Strangers is a New Zealand mystery drama television series for children. Written by Margaret Mahy, it featured four children who created a secret club named Zan-Em-Mor-Kel, a named derived from their names, Zane, Emma, Morgan and Kelsey. The character of Kelsey was deaf and she was played by Sonia Privac who was deaf since birth.

==Cast==
- Martin Henderson as Zane Chandler
- Amber McWilliams as Emma Chandler
- Hamish McFarlane as Morgan Perrine
- Sonia Pivac as Kelsey Perrine
- Joel Tobeck as Ludo

==Broadcast history==
Strangers debuted in New Zealand on 18 June 1989 on Two.
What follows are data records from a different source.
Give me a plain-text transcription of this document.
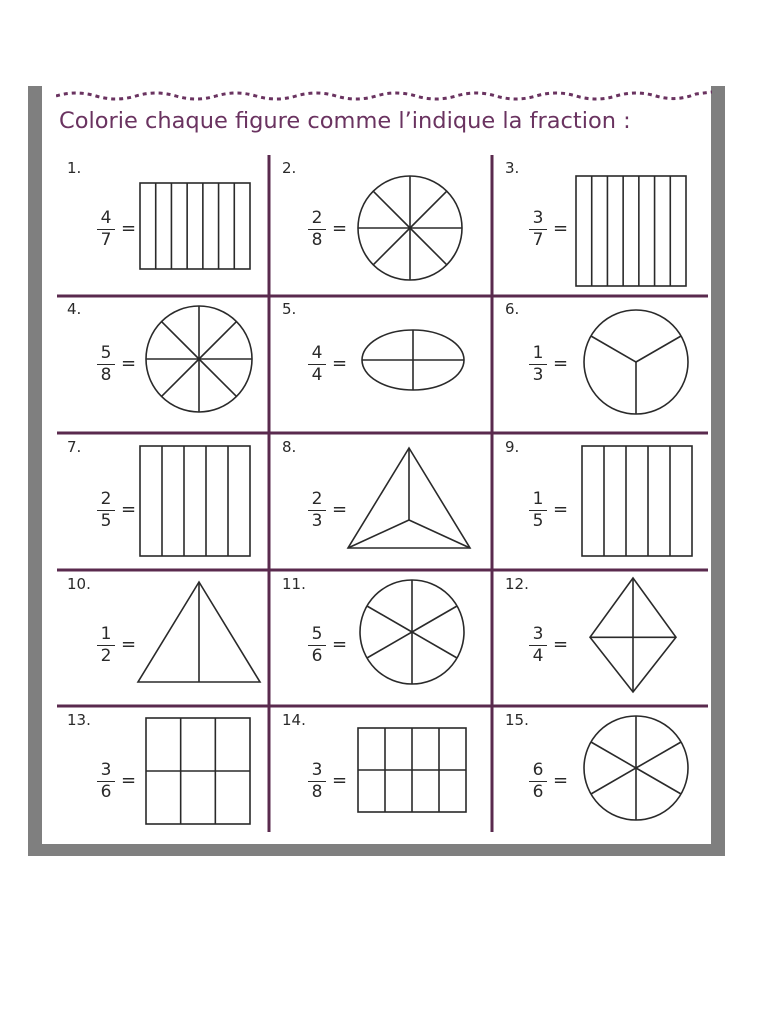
Colorie chaque figure comme l’indique la fraction :
1.
4
7
=
2.
2
8
=
3.
3
7
=
4.
5
8
=
5.
4
4
=
6.
1
3
=
7.
2
5
=
8.
2
3
=
9.
1
5
=
10.
1
2
=
11.
5
6
=
12.
3
4
=
13.
3
6
=
14.
3
8
=
15.
6
6
=
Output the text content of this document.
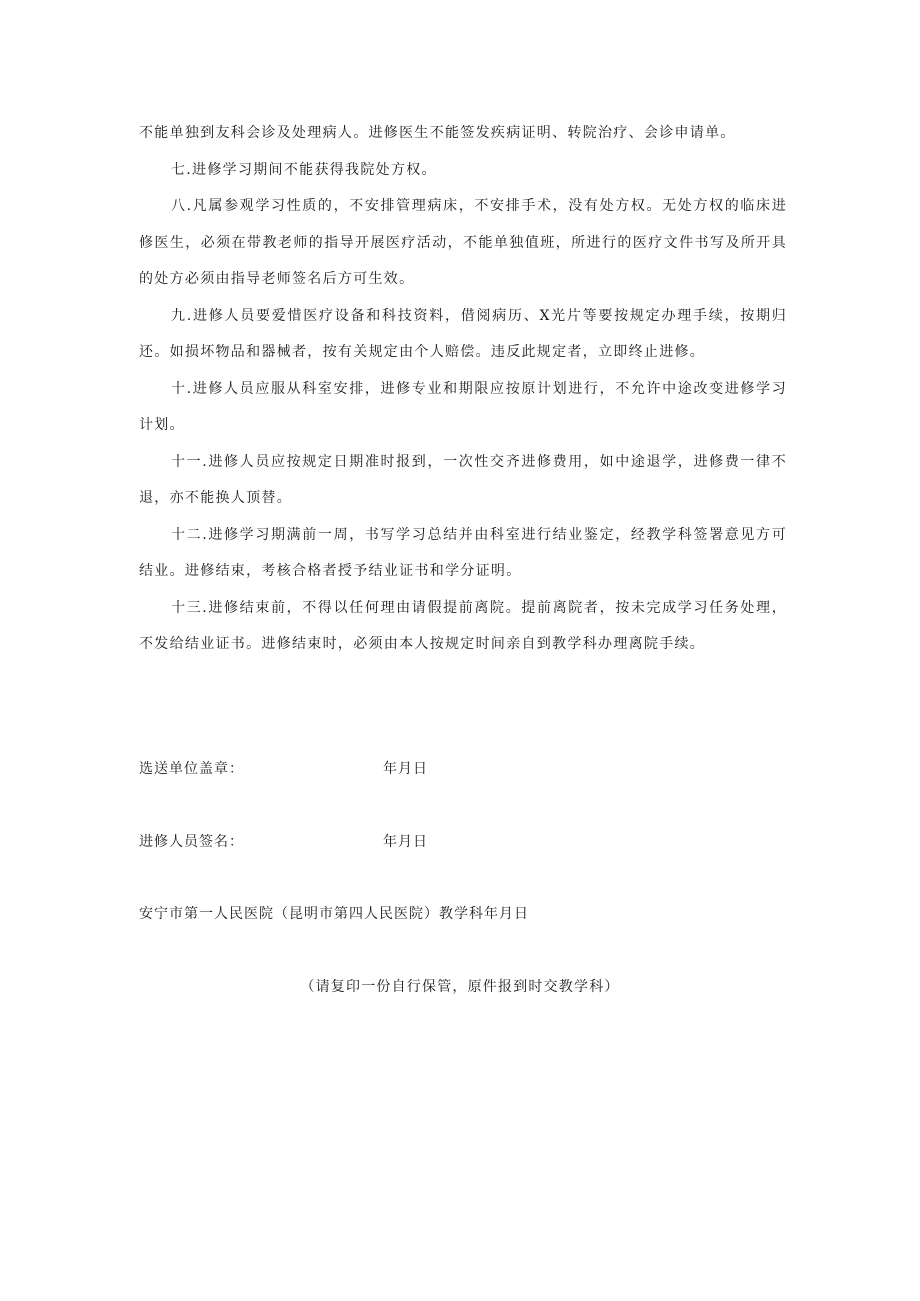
不能单独到友科会诊及处理病人。进修医生不能签发疾病证明、转院治疗、会诊申请单。

七.进修学习期间不能获得我院处方权。

八.凡属参观学习性质的，不安排管理病床，不安排手术，没有处方权。无处方权的临床进修医生，必须在带教老师的指导开展医疗活动，不能单独值班，所进行的医疗文件书写及所开具的处方必须由指导老师签名后方可生效。

九.进修人员要爱惜医疗设备和科技资料，借阅病历、X光片等要按规定办理手续，按期归还。如损坏物品和器械者，按有关规定由个人赔偿。违反此规定者，立即终止进修。

十.进修人员应服从科室安排，进修专业和期限应按原计划进行，不允许中途改变进修学习计划。

十一.进修人员应按规定日期准时报到，一次性交齐进修费用，如中途退学，进修费一律不退，亦不能换人顶替。

十二.进修学习期满前一周，书写学习总结并由科室进行结业鉴定，经教学科签署意见方可结业。进修结束，考核合格者授予结业证书和学分证明。

十三.进修结束前，不得以任何理由请假提前离院。提前离院者，按未完成学习任务处理，不发给结业证书。进修结束时，必须由本人按规定时间亲自到教学科办理离院手续。

选送单位盖章：	年月日
进修人员签名：	年月日
安宁市第一人民医院（昆明市第四人民医院）教学科年月日
（请复印一份自行保管，原件报到时交教学科）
Later that year it aired in England on BBC1 beginning on 20 September and was repeated on BBC2 in 1992. In Australia the ABC broadcast it beginning on 28 August 1991 to coincide with Deafness Awareness Week.

==Reception==
Margaret Geddes, in the Age's Green Guide, called it "special for a number of reasons" and said "The children in Strangers are exceptional, both for their characterisations (which, like the children's families, are multi-faceted) and their acting." The Sydney Morning Herald's Paul Pottinger calls it "intelligent, quality junior television" and writes "It boasts a good young cast, none of whom are more impressive than seven-year-old Sonia Pivac as Kelsey, whose story Strangers essentially is."